Ротмистр, напиваясь, считал долгом довести разгул до его естественного конца:
— На Неглинку! Копья наперевес. Лермонт, вперед!
С начала XVII века вошла в моду пышная женская плоть. Глашатаем и певцом торжествующей плоти и радостной чувственности в пику отцам иезуитам и прочему католическому мурью был великий фламандский живописец Петер Пауль Рубенс. Во святой Москве тридцатых годов вряд ли знали искусство неунывающего антверпенца, которому тогда уже было за пятьдесят, но корпулентные формы, колбасные телеса были тут в особой цене. Не только двор, но и начальные люди всех рангов, купцы и посадский люд понимали толк в вакханалиях, пирах и оргиях. Утехи продажной любви на Неглинке и в других злачных местах столицы были знакомы всем рейтарам и более всех, пожалуй, их бесстрашному предводителю кельнскому рыцарю фон дер Роппу, этому Фальстафу-рейтару, коего частенько увозили с Неглинки домой в бесчувственном состоянии. Ропп постоянно хвастал своими рейтарами, цитируя Ветхий Завет: «Плоть у них ослиная, похоть как у жеребцов». Все это было вполне в духе того почти ветхозаветного времени.
По части блуда православная Москва давно заткнула за пояс протестантские столицы Европы. Само собой, процветали «секретные», или «дурные», или «любострастные» болезни, позднее именовавшиеся «французскими». Лечили их не очень успешно, лишь москворецким паром и веничками из березовых рощ в бесчисленных банях.
Блуд по Москве шел великий, пьянка в бардаках была беспамятной, досыть хватало спотыкаловки. Все знали: на пороге большая война с ляхами, так что пить будем, гулять будем, а смерть придет, помирать будем!

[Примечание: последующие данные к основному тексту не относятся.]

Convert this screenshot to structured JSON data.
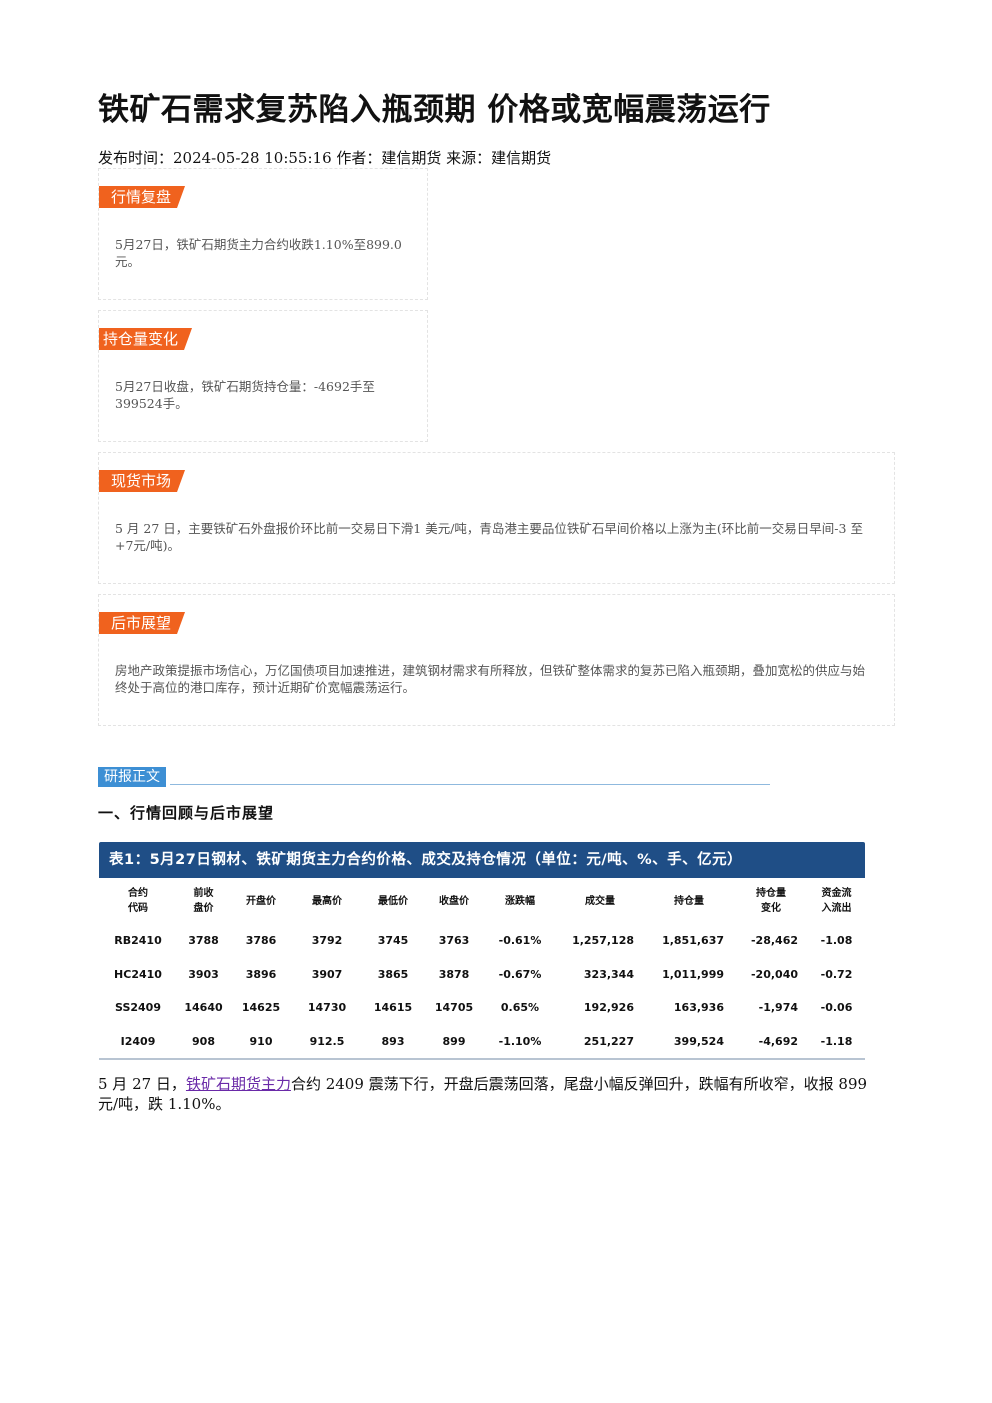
{
  "article": {
    "title": "铁矿石需求复苏陷入瓶颈期 价格或宽幅震荡运行",
    "meta": "发布时间：2024-05-28 10:55:16 作者：建信期货 来源：建信期货"
  },
  "panels": [
    {
      "tag": "行情复盘",
      "text": "5月27日，铁矿石期货主力合约收跌1.10%至899.0元。"
    },
    {
      "tag": "持仓量变化",
      "text": "5月27日收盘，铁矿石期货持仓量：-4692手至399524手。"
    },
    {
      "tag": "现货市场",
      "text": "5 月 27 日，主要铁矿石外盘报价环比前一交易日下滑1 美元/吨，青岛港主要品位铁矿石早间价格以上涨为主(环比前一交易日早间-3 至+7元/吨)。"
    },
    {
      "tag": "后市展望",
      "text": "房地产政策提振市场信心，万亿国债项目加速推进，建筑钢材需求有所释放，但铁矿整体需求的复苏已陷入瓶颈期，叠加宽松的供应与始终处于高位的港口库存，预计近期矿价宽幅震荡运行。"
    }
  ],
  "report": {
    "tag": "研报正文",
    "section_heading": "一、行情回顾与后市展望"
  },
  "table": {
    "caption": "表1：5月27日钢材、铁矿期货主力合约价格、成交及持仓情况（单位：元/吨、%、手、亿元）",
    "headers": [
      "合约\n代码",
      "前收\n盘价",
      "开盘价",
      "最高价",
      "最低价",
      "收盘价",
      "涨跌幅",
      "成交量",
      "持仓量",
      "持仓量\n变化",
      "资金流\n入流出"
    ],
    "rows": [
      [
        "RB2410",
        "3788",
        "3786",
        "3792",
        "3745",
        "3763",
        "-0.61%",
        "1,257,128",
        "1,851,637",
        "-28,462",
        "-1.08"
      ],
      [
        "HC2410",
        "3903",
        "3896",
        "3907",
        "3865",
        "3878",
        "-0.67%",
        "323,344",
        "1,011,999",
        "-20,040",
        "-0.72"
      ],
      [
        "SS2409",
        "14640",
        "14625",
        "14730",
        "14615",
        "14705",
        "0.65%",
        "192,926",
        "163,936",
        "-1,974",
        "-0.06"
      ],
      [
        "I2409",
        "908",
        "910",
        "912.5",
        "893",
        "899",
        "-1.10%",
        "251,227",
        "399,524",
        "-4,692",
        "-1.18"
      ]
    ]
  },
  "body": {
    "before_link": "5 月 27 日，",
    "link_text": "铁矿石期货主力",
    "after_link": "合约 2409 震荡下行，开盘后震荡回落，尾盘小幅反弹回升，跌幅有所收窄，收报 899 元/吨，跌 1.10%。"
  },
  "colors": {
    "tag_orange": "#f0621e",
    "report_blue": "#3d8fd4",
    "caption_navy": "#1f4e86",
    "down_green": "#1a9a45",
    "up_red": "#e0201e",
    "link_purple": "#6a2aa8"
  }
}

Улицы Неглинная и Воздвиженка в те годы были почти такими же злачными и соблазнительными «долинами любви» в Москве, как Rue des Marmouzets в Париже, в этой несравненной Лютеции, в этом Городе Света, который и тогда уже претендовал на гран-при среди всех столиц мира по части плотских увеселений. Но и на Неглинке можно было даже найти несколько домов с круглосуточно закрытыми ставнями, окрашенными в красный цвет, в подражание бесподобным вертепам Парижа, где закон предписывал борделям именно такой порядок. Немецкая слобода, вновь возникшая после ухода поляков, была заселена не только немцами, а иноземцами всех мастей. Кому не ведомо, что Петр Великий любил кутить в этой слободе, жалуя вообще всех иноземок: и француженок, и немок, и полек — жриц наемной любви. Само собой, наемные вояки из рейтарского полка являлись постоянными патронами и завсегдатаями и в Немецкой слободе, и на берегу Неглинки, обтекавшей с севера кремлевские стены.
Тысячеженец Царь Соломон так учил: «Глубокая пропасть — уста блудниц; на кого прогневается Господь, тот падет туда».
Подобно персидскому Царю из «Арабских сказок», обманутый неверной женой Лермонт брал на ночь женщину, но утром, пресытившись и преисполненный отвращения к женщине и к себе, не предавал ее смерти, а с омерзением бросал несколько сребреников. С тем большей горечью, омерзением и отчаянием, что тратил, транжирил деньги, сбереженные с потом и кровью для отъезда на родину. О, как строго осудил бы его папашка Галловей за этакий мотовской разврат и развратное мотовство! (Хотя себя, холостяка, он не очень ограничивал.)
Утром наш герой приходил, опухнув с похмелья, и рейтары ухмылками приветствовали его, — многих из них он намедни видел на Неглинке. Иные со скабрезными усмешками спрашивали его, сколько сломал он за ночь пик или «задал мер овса» и безбожно преувеличивали собственные успехи. А он стонал внутренне, вспоминая обрывки своих ночных художеств, и скрежетал зубами от угрызений протрезвевшей совести.
Ему вдруг пришла в голову страшная мысль: а сыновья его или не его?! Разноокий Вильям явно его, а Петр и Андрей?!